The CHURCH OF PARTHIA, or PERSIA, embraced the country lying between the Tigris and the Indus, with Mesopotamia and Chaldea; what we now call Persia, Cabul, and Belochistan; as well as part of Arabia and Turkey; and is said to have been planted by St. Peter, St. Bartholomew, St. Jude, St. Matthew, and St. Thomas. The inhabitants of this region were of different races: Greek colonists; many Jews, the residue of the Babylonish Captivity; Arabs, and ancient Persians. Till the fourth century the Parthian Church appears to have flourished in peace. It was beyond the jurisdiction of the persecuting emperors of Rome, and the Parthian monarchs, though not Christians themselves, protected or tolerated their Christian subjects. Persecution there. Two Bishops were sent from Parthia to the Council of Nicaea, A.D. 323, but shortly afterwards, A.D. 330, persecution broke out, occasioned apparently by the jealousy felt by the king towards the now Christian emperors of Rome, and the intercourse kept up between the fellow Christians of the two empires. Sixteen thousand martyrs are said to have shed their blood for their Faith, and amongst them was St. Simeon, the Patriarch of the Church, and Bishop of Seleucia. Another persecution took place in the beginning of the fifth century, and shortly afterwards Persian Christianity became strongly infected with the errors of Nestorius, the Shahs apparently favouring the heresy on account of its having been discouraged by the Roman emperors.
Uncertainty as to the first conversion of Arabia.
There is no record of the actual founding of the CHURCH IN ARABIA. We know, from Gal. i. 17, that St. Paul "went into Arabia" soon after his conversion, but there is no mention of his having preached the Gospel there at that time, when indeed he was not yet called to be an Apostle; and the Arabia to which he went was probably the northern portion stretching up to the east of Syria, almost to Damascus itself. The Apostle of the Gentiles may probably have revisited this country at a later period; but, at any rate, we know that Christianity was firmly established there early in the third century, and that Origen made two several journeys thither between A.D. 220 and A.D. 248, to combat heresies which troubled the Arabian Church. The Bishop of Bostra, or Bozrah, was present at the Council of Antioch, A.D. 269. Nestorianism and Eutychianism in Arabia. In the fifth century the errors of Nestorius, and, a little later, of Eutyches, made great inroads amongst the Christians of Arabia, several even of the Bishops being led away by them.

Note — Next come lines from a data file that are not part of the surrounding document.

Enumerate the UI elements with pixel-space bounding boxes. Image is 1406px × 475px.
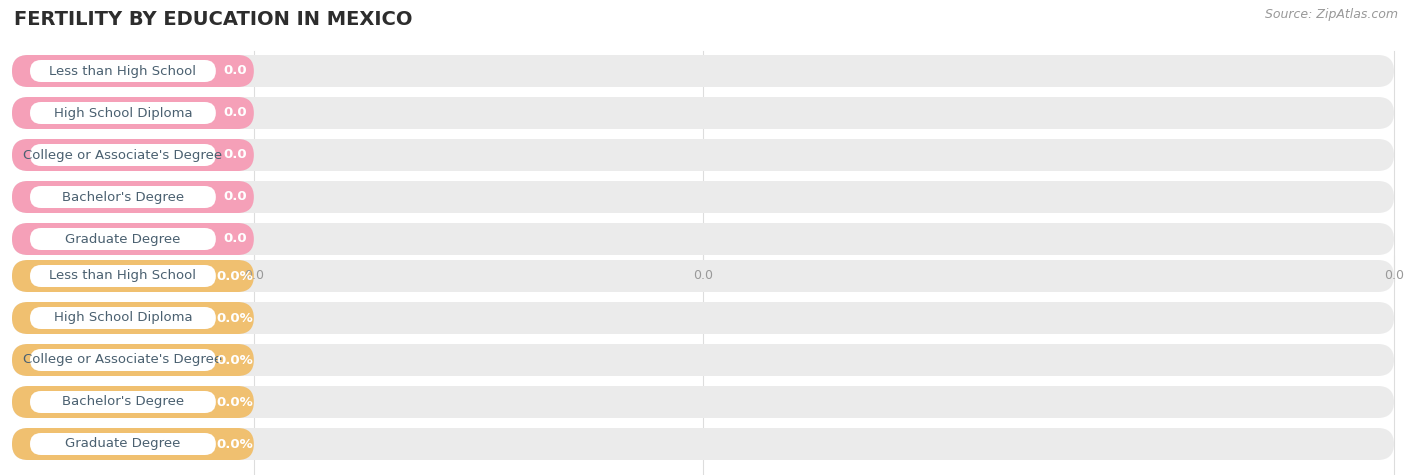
FancyBboxPatch shape bbox=[13, 97, 1393, 129]
FancyBboxPatch shape bbox=[30, 433, 217, 455]
FancyBboxPatch shape bbox=[13, 386, 254, 418]
FancyBboxPatch shape bbox=[30, 186, 217, 208]
FancyBboxPatch shape bbox=[13, 181, 254, 213]
Text: Graduate Degree: Graduate Degree bbox=[65, 232, 180, 246]
Text: Less than High School: Less than High School bbox=[49, 65, 197, 77]
Text: Graduate Degree: Graduate Degree bbox=[65, 437, 180, 450]
FancyBboxPatch shape bbox=[13, 223, 1393, 255]
Text: College or Associate's Degree: College or Associate's Degree bbox=[24, 353, 222, 367]
FancyBboxPatch shape bbox=[13, 97, 254, 129]
Text: 0.0%: 0.0% bbox=[217, 437, 253, 450]
FancyBboxPatch shape bbox=[30, 60, 217, 82]
FancyBboxPatch shape bbox=[30, 265, 217, 287]
FancyBboxPatch shape bbox=[13, 344, 1393, 376]
FancyBboxPatch shape bbox=[13, 139, 254, 171]
Text: High School Diploma: High School Diploma bbox=[53, 106, 193, 120]
FancyBboxPatch shape bbox=[13, 302, 254, 334]
FancyBboxPatch shape bbox=[30, 228, 217, 250]
FancyBboxPatch shape bbox=[13, 139, 1393, 171]
Text: 0.0: 0.0 bbox=[224, 149, 246, 162]
Text: 0.0%: 0.0% bbox=[217, 312, 253, 324]
Text: 0.0: 0.0 bbox=[693, 269, 713, 282]
Text: Bachelor's Degree: Bachelor's Degree bbox=[62, 190, 184, 203]
FancyBboxPatch shape bbox=[13, 223, 254, 255]
FancyBboxPatch shape bbox=[13, 260, 1393, 292]
Text: 0.0: 0.0 bbox=[224, 106, 246, 120]
FancyBboxPatch shape bbox=[13, 55, 1393, 87]
Text: 0.0%: 0.0% bbox=[217, 353, 253, 367]
Text: 0.0: 0.0 bbox=[224, 232, 246, 246]
FancyBboxPatch shape bbox=[13, 344, 254, 376]
Text: 0.0: 0.0 bbox=[243, 269, 264, 282]
FancyBboxPatch shape bbox=[30, 391, 217, 413]
FancyBboxPatch shape bbox=[30, 307, 217, 329]
FancyBboxPatch shape bbox=[13, 428, 254, 460]
Text: 0.0%: 0.0% bbox=[238, 474, 270, 475]
Text: 0.0: 0.0 bbox=[1384, 269, 1405, 282]
Text: Less than High School: Less than High School bbox=[49, 269, 197, 283]
Text: College or Associate's Degree: College or Associate's Degree bbox=[24, 149, 222, 162]
Text: 0.0: 0.0 bbox=[224, 190, 246, 203]
FancyBboxPatch shape bbox=[13, 302, 1393, 334]
Text: High School Diploma: High School Diploma bbox=[53, 312, 193, 324]
FancyBboxPatch shape bbox=[13, 428, 1393, 460]
Text: FERTILITY BY EDUCATION IN MEXICO: FERTILITY BY EDUCATION IN MEXICO bbox=[14, 10, 412, 29]
FancyBboxPatch shape bbox=[30, 144, 217, 166]
FancyBboxPatch shape bbox=[13, 55, 254, 87]
Text: Bachelor's Degree: Bachelor's Degree bbox=[62, 396, 184, 408]
Text: Source: ZipAtlas.com: Source: ZipAtlas.com bbox=[1265, 8, 1398, 21]
FancyBboxPatch shape bbox=[13, 181, 1393, 213]
FancyBboxPatch shape bbox=[13, 260, 254, 292]
FancyBboxPatch shape bbox=[30, 349, 217, 371]
FancyBboxPatch shape bbox=[13, 386, 1393, 418]
Text: 0.0%: 0.0% bbox=[1378, 474, 1406, 475]
Text: 0.0%: 0.0% bbox=[217, 269, 253, 283]
Text: 0.0: 0.0 bbox=[224, 65, 246, 77]
Text: 0.0%: 0.0% bbox=[688, 474, 718, 475]
FancyBboxPatch shape bbox=[30, 102, 217, 124]
Text: 0.0%: 0.0% bbox=[217, 396, 253, 408]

St. Thomas and St. Bartholomew in India.
There is an ancient tradition that St. Thomas and St. Bartholomew laid the foundations of the CHURCH IN INDIA, but very little is known of its early history. Pantaenus is said to have been sent as a missionary from Alexandria to India towards the end of the second century, though it is a matter in dispute whether by India in this case we are to understand the country now known under that name, or Ethiopia, or Arabia Felix.